You know, I think if Jesus showed up in our churches today, that would be the same thing he would be saying to us. This is the Revive Our Hearts podcast with Nancy DeMoss Wolgemuth, author of Revive My Heart. For April 6th, 2026, I'm Dannah Gresh.

Well, this week, we're going to hear the story of a young woman who appeared to be a model churchgoer. But eventually, her actions caught up with her sinful heart.

I think the story we're going to hear over the next few days will provide hope for anyone who's struggling with bitterness or with guilt over sins of their past. We're going to listen to a message from my friend Andrea Griffith. That's right.

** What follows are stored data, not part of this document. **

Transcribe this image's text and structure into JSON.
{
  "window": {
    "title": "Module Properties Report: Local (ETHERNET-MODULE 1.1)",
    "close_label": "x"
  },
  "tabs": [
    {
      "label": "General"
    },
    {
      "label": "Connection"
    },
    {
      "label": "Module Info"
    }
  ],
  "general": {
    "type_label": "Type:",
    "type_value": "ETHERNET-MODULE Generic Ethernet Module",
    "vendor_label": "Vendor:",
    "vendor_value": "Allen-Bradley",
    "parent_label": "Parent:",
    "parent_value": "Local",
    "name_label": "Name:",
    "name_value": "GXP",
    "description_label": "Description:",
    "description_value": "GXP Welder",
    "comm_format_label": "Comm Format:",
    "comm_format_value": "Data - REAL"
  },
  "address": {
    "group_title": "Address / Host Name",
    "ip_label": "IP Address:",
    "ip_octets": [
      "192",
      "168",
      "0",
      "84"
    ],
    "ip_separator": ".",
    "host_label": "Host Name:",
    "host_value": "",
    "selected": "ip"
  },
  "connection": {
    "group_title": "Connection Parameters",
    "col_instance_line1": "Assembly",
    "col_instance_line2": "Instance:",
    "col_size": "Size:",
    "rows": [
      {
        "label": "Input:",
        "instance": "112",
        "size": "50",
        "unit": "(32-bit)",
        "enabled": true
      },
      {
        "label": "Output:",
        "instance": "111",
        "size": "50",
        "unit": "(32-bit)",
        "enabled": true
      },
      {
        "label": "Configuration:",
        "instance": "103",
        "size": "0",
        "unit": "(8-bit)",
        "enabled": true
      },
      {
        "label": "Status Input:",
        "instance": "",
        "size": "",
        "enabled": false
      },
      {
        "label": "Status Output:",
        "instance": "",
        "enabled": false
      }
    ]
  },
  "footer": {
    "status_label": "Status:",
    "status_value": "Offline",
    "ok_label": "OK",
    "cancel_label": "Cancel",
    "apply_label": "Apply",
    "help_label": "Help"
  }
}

Andrea is a speaker with FamilyLife. She's ministered to women in hundreds of local churches and spoken at national conferences where she shares her unique story of God's amazing grace at work in her life. She and her husband, Trent, have four adult children and live in Florida. Now, let's listen to Andrea's story about God's power to revive a heart. Andrea's beginning with Psalm 103.

Andrea Griffith: Bless the Lord, oh my soul, and all that is within me, bless his holy name. Bless the Lord, oh my soul, and forget not all his benefits, who forgives all your iniquity, who heals all your diseases, who redeems your life from the pit, who crowns you with steadfast love and mercy, who satisfies you with good so that your youth is renewed like the eagle's. And I want to tell you today how God has done every one of those things in my life.

I grew up in a Christian home. My dad was a deacon and a Sunday school teacher. My mom was always right there along his side. And I thought that I prayed a prayer of salvation when I was six years old. I remember walking an aisle, I remember meeting with the pastor, and he talked to me, made sure I understood everything that I was saying, that I believed. But I never really noticed a change in my life.

And I guess I just always thought, well, when you're six, you don't have a whole lot to repent from. You don't have a whole lot to change from. But that heart attitude of repentance as I got older, I never really saw that heart attitude being lived out in my life. As far back as I can remember, I was always very deceitful.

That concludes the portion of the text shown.